New Kia Sportage vs New Mazda CX-5: practicality
An update gives us cause to take a fresh look at Mazda’s CX-5 – and find out whether it’s a better buy than talented family SUV rivals such as the all-new Kia Sportage...
Space and practicality
Front space, rear space, seating flexibility, boot
There’s very little to separate our contenders when it comes to space in the front, other than the fact that the Mazda CX-5’s standard-fit sunroof eats into head room a bit. If you’re well over six feet tall, it might be worth trying before buying, but everyone else will find that they have more than enough room.
There’s also plenty of storage space in the front of both cars, including large cubbyholes beneath the centre armrests, trays for phones and a pair of cupholders in each. You might bash your elbow on tall drinks bottles in the CX-5, though, because its cupholders are positioned quite close to the armrest.
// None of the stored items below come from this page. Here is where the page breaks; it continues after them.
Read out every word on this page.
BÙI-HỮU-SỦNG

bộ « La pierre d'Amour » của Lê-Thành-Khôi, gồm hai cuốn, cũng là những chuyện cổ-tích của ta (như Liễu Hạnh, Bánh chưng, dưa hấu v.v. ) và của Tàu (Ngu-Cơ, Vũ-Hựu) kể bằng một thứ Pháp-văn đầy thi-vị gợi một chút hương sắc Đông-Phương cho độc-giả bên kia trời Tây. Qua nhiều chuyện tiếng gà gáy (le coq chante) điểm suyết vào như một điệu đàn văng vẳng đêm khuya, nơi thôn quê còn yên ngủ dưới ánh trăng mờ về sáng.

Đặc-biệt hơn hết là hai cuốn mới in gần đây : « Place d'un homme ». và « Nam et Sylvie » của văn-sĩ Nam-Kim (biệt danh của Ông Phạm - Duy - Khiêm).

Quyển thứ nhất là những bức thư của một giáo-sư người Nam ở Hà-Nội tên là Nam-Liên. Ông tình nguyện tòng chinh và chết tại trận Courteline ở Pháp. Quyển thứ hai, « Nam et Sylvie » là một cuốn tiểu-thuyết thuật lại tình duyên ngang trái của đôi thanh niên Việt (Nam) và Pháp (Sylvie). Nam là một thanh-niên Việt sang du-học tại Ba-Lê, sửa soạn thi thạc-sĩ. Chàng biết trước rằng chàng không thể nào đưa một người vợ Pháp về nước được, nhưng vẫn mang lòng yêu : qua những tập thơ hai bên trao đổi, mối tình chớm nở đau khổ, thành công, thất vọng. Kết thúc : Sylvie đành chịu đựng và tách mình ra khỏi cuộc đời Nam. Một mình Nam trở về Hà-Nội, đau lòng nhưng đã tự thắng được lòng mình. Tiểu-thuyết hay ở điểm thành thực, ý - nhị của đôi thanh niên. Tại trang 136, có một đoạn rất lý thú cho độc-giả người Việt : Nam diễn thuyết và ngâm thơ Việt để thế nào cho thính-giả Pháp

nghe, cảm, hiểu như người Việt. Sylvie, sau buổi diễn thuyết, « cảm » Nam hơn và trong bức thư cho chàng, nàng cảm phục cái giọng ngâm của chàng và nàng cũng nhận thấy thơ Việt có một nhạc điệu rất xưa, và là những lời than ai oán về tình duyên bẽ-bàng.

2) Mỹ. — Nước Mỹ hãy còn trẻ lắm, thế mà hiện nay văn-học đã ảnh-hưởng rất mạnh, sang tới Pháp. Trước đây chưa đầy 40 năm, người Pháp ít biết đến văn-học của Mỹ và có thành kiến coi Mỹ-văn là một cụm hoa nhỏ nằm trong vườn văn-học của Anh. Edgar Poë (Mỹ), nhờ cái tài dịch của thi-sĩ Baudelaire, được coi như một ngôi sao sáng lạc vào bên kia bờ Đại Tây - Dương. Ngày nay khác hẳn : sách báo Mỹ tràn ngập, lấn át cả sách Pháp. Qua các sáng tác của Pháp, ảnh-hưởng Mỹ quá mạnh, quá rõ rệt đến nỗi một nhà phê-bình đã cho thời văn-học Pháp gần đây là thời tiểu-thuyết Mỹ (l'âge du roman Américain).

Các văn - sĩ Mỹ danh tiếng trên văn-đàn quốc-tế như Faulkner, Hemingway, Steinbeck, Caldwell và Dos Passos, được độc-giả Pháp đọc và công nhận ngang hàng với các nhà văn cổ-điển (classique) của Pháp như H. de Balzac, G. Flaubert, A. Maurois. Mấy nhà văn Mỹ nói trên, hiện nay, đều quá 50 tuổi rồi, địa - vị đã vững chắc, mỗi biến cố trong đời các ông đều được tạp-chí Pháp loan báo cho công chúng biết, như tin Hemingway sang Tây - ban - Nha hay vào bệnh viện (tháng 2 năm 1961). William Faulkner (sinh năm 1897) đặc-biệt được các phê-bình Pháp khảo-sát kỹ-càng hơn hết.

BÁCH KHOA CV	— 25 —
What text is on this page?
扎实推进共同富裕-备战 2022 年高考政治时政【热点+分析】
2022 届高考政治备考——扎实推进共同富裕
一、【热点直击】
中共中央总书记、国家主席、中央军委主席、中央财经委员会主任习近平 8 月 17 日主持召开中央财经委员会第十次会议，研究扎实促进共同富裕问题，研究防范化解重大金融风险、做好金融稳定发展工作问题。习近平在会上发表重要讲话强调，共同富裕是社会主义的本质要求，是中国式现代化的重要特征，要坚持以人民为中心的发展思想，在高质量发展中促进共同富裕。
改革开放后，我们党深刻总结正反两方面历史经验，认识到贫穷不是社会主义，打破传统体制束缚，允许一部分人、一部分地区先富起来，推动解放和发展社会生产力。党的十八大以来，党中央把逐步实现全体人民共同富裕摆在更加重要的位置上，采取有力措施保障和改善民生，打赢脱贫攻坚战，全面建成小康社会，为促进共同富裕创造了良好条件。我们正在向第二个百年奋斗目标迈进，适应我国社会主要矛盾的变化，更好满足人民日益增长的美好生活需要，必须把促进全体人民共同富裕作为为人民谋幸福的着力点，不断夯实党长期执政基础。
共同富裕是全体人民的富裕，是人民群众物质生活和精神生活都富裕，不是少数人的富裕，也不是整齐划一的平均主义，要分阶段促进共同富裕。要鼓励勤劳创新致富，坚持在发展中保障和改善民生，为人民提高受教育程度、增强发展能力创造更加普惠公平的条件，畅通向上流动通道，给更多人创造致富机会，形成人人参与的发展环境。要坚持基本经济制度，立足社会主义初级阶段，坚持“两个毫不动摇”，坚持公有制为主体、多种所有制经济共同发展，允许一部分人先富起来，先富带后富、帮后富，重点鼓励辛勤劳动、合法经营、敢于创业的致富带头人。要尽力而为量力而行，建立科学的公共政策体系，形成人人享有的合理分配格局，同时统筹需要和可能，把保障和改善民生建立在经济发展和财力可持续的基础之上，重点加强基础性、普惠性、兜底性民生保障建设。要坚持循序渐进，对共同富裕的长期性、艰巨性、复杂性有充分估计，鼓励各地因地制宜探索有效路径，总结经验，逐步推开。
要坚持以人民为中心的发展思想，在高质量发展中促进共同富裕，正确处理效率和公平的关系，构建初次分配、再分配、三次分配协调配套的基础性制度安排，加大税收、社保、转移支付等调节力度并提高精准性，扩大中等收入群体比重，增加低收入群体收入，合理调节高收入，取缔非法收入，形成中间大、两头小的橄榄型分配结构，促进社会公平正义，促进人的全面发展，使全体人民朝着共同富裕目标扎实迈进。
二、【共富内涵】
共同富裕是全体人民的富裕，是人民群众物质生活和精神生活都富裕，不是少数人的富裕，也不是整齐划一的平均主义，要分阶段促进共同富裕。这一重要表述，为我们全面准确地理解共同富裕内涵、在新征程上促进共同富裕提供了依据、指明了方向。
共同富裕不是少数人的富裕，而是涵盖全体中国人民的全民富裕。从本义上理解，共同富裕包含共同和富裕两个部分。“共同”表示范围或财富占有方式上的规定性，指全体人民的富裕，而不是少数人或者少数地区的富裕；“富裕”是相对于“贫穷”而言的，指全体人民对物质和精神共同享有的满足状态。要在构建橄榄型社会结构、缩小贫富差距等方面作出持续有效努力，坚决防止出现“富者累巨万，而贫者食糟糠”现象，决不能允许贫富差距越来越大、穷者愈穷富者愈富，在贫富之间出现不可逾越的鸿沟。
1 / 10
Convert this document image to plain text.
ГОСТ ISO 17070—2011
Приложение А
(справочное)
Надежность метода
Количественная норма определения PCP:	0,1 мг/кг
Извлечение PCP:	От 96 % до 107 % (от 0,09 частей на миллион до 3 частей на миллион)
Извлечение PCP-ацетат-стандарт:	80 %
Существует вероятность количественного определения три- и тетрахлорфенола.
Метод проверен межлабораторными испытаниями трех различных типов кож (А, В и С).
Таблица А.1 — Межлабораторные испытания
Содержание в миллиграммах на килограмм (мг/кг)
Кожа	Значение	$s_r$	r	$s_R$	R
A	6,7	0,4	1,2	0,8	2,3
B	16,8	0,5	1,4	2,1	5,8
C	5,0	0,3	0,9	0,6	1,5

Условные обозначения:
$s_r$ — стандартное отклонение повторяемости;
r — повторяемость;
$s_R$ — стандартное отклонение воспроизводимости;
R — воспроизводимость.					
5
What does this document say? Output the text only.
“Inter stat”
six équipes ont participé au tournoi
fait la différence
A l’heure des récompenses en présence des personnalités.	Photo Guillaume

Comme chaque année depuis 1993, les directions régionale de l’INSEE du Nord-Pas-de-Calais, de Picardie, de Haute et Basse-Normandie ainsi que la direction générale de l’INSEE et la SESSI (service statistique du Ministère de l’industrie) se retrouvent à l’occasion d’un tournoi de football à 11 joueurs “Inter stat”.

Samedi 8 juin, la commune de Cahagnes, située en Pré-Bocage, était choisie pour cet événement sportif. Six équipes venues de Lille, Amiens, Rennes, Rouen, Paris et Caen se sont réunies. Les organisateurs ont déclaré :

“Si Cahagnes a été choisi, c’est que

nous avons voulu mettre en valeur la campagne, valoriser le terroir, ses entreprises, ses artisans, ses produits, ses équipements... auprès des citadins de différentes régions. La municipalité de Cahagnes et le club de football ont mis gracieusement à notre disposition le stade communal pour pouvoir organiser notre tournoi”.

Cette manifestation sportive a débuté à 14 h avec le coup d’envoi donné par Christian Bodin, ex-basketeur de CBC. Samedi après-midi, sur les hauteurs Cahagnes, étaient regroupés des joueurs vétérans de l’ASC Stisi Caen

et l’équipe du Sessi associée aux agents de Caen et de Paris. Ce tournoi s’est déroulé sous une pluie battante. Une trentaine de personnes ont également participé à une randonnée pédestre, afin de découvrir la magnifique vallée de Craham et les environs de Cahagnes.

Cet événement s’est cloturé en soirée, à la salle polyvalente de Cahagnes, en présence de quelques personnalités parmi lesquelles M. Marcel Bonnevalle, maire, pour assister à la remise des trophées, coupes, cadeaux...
There shouldn’t be many complaints from rear passengers in either car. There’s barely anything in it for head or leg room, so a couple of tall adults will fit easily – although the CX-5 feels a little more claustrophobic, because its sunroof lowers the height of the ceiling more towards the front of the car.
Its darker rooflining doesn’t help, either. However, the CX-5’s higher-set front seats free up more foot space for those sitting behind – useful if anyone is wearing chunky footwear.
If you’re carrying three people in the back, the Kia Sportage is more accommodating for whoever’s in the middle. That’s because there’s a smaller hump in the floor, along with a more comfortable backrest. It’s far from perfect, though; the mounts for the front seats, located on either side of the floor hump, mean you still need to sit with your legs splayed quite far apart, bashing knees with those on either side of you.
Neither car gives you the ability to slide the rear seats fore and aft to prioritise leg room or boot space, but at least you can recline the backrests. Those in the Sportage offer a wider range of movement, so your passengers can kick back in greater comfort. The CX-5 offers just two settings and you sit fairly upright either way.
Both of our contenders have large, practical boots. Each can swallow eight carry-on suitcases beneath its load cover – although there’s more space left over in the Sportage. With the standard height-adjustable boot floors in their high positions, there’s no lip at the entrance of either, and large openings make loading similarly easy, although the Sportage misses out on the CX-5’s powered tailgate.
Both have 12-volt sockets for powering accessories, as well as levers in the boot to remotely fold down the rear seatbacks (which are split in handy 40/20/40 configuration). Do so and they lie fully flat, with no step in the extended boot floor.